Practicing Tips

There are numerous factors that can help kids practice at home. Of course, ideally kids would just find their own motivation and structure their time to achieve their goals, yet let’s face it, even adults often lack that skill.

The truth about practicing is that is a process that changes over time. Artistic kids are usually constantly “thinking outside the box” and get “bored” with a regular routine even though it is what they need.

Parent’s need to take a team approach and work with their children and the instructor to help build a toolkit of skills/resources to help kids build effective practicing skills. Frequently re-evaluate what is working versus what is not. Again, this list will change with time.

Constantly aim to distinguish the effectiveness of the parameters that you set around practice goals and schedules to ensure consistent growth over time.

For example, there is no argument that two things always work for practicing:

    • Learn to play a phrase correctly in slow motion first. Work to increase the speed only in intervals that maintain accuracy until the desired tempo is reached.
    • Practice in sections and then put the sections together. Start with as small of a section as you need to maintain accuracy and increase the length when larger sections can be played accurately.
    • (In other words–do not practice your mistakes!)

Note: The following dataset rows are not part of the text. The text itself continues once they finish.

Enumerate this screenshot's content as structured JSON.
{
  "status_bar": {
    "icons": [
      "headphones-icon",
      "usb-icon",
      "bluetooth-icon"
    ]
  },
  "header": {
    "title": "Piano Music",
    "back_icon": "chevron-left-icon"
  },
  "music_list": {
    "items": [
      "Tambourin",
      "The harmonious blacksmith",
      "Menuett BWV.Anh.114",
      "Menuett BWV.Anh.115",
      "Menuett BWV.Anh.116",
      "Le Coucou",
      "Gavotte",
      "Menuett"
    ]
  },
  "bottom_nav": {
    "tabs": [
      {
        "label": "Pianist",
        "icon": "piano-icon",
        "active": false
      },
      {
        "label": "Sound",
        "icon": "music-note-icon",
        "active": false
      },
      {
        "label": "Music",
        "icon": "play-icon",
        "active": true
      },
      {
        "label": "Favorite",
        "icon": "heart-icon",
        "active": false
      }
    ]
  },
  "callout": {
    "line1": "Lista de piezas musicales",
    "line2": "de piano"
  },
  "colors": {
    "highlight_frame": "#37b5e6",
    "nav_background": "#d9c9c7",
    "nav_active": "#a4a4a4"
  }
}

The tricky part is evaluating how much time it takes to complete this process. So practicing a certain number of minutes per day may be helpful or it could be a source of frustration. Duration of practice time may not be something that is intelligent to control at all times. Daily practice sessions with a list of goals and continuous engagement with the material and the process is something that would be more beneficial to set parameters around.

Remember, music is an art form, thus the better you get at it, the more you may feel that is it not complete. Constantly ask, “What can I do to make this piece sound satisfying, interesting and/or enjoyable for the me and my audience?”

In order to keep students engaged, go for some rules that you will follow together. For example:

1. Practice every day of the week except for one rest day.

2. Every day work on the tasks the teacher has assigned and complete them as requested with this exception–if students discover that some part of the assignment is not working and has a better solution that will help to complete his assignment in a more enjoyable or proficient way, they may try that and discuss it with the teacher to see if it is acceptable.

Help kids build a list of skills to practice–a list of solutions for problems. There are endless creative options. There are also the tried and true methods–use a metronome, play in slow motion, break the work into sections, break it into smaller sections.

Maintain ongoing communication with the instructor regarding practicing. Keep children involved in the process. Complement them on the quality of their process. Instead of saying, “you are so talented!” Say, “I love how you worked on that piece in sections and were patient enough to keep the speed slow! When you do that, you sound wonderful!”

Remember, practicing is work, it can be fun and feel playful, yet it is not play time. Work can be enjoyable and very satisfying. It takes time, attention and creativity to hone one’s work skills at any age.